Updated: Mar 15, 2021
This is a game involving trading in the Caribbean. Two to four players each control a ship and its captain as it plies the ocean in order to be the first to complete four ‘contracts’. It’s a theme that is hardly novel but it’s done well here in this game by Aron Groot and Niek Jansma, published by Golden Age.
For starters, Captains of the Golden Age involves no element of luck whatsoever. There are no dice. There are cards and some hand management but everyone starts with identical cards and any time a card is drawn, the player can choose from the draw deck any card they like; so there's no randomness there either. Players can sail their ship to an island to pick up goods and they can trade those goods for black pepper which, taken to the other side of the board, can be exchanged for the contracts needed to win the game. This isn’t a race game, however: goods can also be exchanged for ship upgrades: sails increase the distance that your ship can cover; the cargo hold determines how many goods can be picked up on an island and how much can be carried; cannons can be used to attack an opponent’s ship and damage one of its upgrades; crew can be used to board an opponent’s ship and steal some of its cargo.
Combat is optional whenever two ships co-exist in the same space.
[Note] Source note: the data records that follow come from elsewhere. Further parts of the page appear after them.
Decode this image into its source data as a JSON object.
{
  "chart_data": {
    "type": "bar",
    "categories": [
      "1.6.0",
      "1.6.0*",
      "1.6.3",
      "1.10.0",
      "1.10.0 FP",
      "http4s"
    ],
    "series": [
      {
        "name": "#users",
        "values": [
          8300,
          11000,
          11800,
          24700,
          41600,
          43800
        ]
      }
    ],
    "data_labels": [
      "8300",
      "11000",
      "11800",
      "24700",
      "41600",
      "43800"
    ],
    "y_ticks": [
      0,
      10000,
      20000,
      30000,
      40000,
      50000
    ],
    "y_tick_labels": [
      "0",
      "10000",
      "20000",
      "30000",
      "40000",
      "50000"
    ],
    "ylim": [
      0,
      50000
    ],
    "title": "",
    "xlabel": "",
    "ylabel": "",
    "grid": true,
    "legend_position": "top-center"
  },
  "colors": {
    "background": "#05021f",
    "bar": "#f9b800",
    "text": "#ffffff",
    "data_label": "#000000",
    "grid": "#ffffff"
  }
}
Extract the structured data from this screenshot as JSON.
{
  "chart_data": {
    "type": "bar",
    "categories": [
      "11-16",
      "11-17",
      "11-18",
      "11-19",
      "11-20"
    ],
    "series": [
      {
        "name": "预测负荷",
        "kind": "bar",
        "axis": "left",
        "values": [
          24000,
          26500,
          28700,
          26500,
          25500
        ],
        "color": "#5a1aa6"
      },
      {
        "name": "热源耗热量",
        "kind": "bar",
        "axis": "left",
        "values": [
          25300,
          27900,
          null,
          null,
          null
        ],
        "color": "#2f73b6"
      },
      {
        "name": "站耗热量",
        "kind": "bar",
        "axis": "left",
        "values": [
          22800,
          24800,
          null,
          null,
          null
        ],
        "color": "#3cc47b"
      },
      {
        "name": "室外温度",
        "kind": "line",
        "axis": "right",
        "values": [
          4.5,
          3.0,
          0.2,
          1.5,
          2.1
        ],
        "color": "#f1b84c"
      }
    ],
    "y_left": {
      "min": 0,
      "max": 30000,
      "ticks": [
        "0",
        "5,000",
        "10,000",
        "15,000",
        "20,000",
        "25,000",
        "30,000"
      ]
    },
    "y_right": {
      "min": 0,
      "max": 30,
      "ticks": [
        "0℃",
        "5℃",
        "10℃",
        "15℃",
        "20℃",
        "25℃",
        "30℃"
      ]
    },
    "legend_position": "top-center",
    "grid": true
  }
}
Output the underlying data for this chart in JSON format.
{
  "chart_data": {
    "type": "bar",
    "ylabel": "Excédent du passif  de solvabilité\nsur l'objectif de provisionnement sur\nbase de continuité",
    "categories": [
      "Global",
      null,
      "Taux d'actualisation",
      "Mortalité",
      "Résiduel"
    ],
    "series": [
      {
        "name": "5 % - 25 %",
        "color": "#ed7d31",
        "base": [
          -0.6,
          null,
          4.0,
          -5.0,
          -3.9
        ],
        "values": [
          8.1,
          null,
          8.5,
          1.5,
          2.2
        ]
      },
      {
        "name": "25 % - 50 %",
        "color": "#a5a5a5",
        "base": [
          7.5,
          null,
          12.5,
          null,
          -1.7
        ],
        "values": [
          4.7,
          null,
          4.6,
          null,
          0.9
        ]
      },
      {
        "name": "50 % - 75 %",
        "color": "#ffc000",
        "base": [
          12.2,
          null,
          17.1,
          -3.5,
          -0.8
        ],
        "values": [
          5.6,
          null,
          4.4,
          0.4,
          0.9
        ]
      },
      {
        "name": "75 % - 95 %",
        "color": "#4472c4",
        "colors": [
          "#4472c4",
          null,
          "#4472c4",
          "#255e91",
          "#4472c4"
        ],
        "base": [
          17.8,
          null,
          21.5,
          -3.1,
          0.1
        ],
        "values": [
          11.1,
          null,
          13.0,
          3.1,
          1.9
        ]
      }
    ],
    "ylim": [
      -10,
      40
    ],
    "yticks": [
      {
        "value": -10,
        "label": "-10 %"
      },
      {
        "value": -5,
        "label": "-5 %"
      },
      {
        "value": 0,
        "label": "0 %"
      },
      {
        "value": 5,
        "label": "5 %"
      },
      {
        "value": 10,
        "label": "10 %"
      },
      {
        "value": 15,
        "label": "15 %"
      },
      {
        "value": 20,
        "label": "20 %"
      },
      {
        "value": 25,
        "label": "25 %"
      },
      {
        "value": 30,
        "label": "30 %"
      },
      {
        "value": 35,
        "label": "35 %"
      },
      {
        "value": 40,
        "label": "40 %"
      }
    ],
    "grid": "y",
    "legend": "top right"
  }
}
It is resolved by simple majority, with ties having no effect: if an attacker has more crew than the defender, his crew’s raid will be successful. Even when an active player declines to attack, it is open to the other player to themselves attempt to board or reply with cannon fire. And on top of this, the game involves an element of piracy, where the player controlling the privateers can target the produce of a secretly pre-selected island…
All this makes for an enjoyable surprisingly strategic game. Players will want to upgrade their ship, if only to prevent it becoming easy pickings for their opponents. The cards players hold can be used to bolster the four elements of the ship, so, for example, your rival may seem to have more crew on their ship than you have on yours but you may yet surprise them by playing crew cards to temporarily bolster your crew.
Captains of the Golden Age is a highly interactive game, especially when played with the full complement of players. The circular board helps to make it stand out and it has attractive components. The fact that Captains of the Golden Age is not so well known and has had less impact than other seafaring titles is possibly due to presentation that makes it look, on casual inspection, as if it’s a kids' game. Older children will certainly enjoy Captains of the Golden Age but, despite the box art, it would be wrong to think of this as a children’s game. Although the rules are straightforward and intuitive, this is a decent yet very accessible strategy game.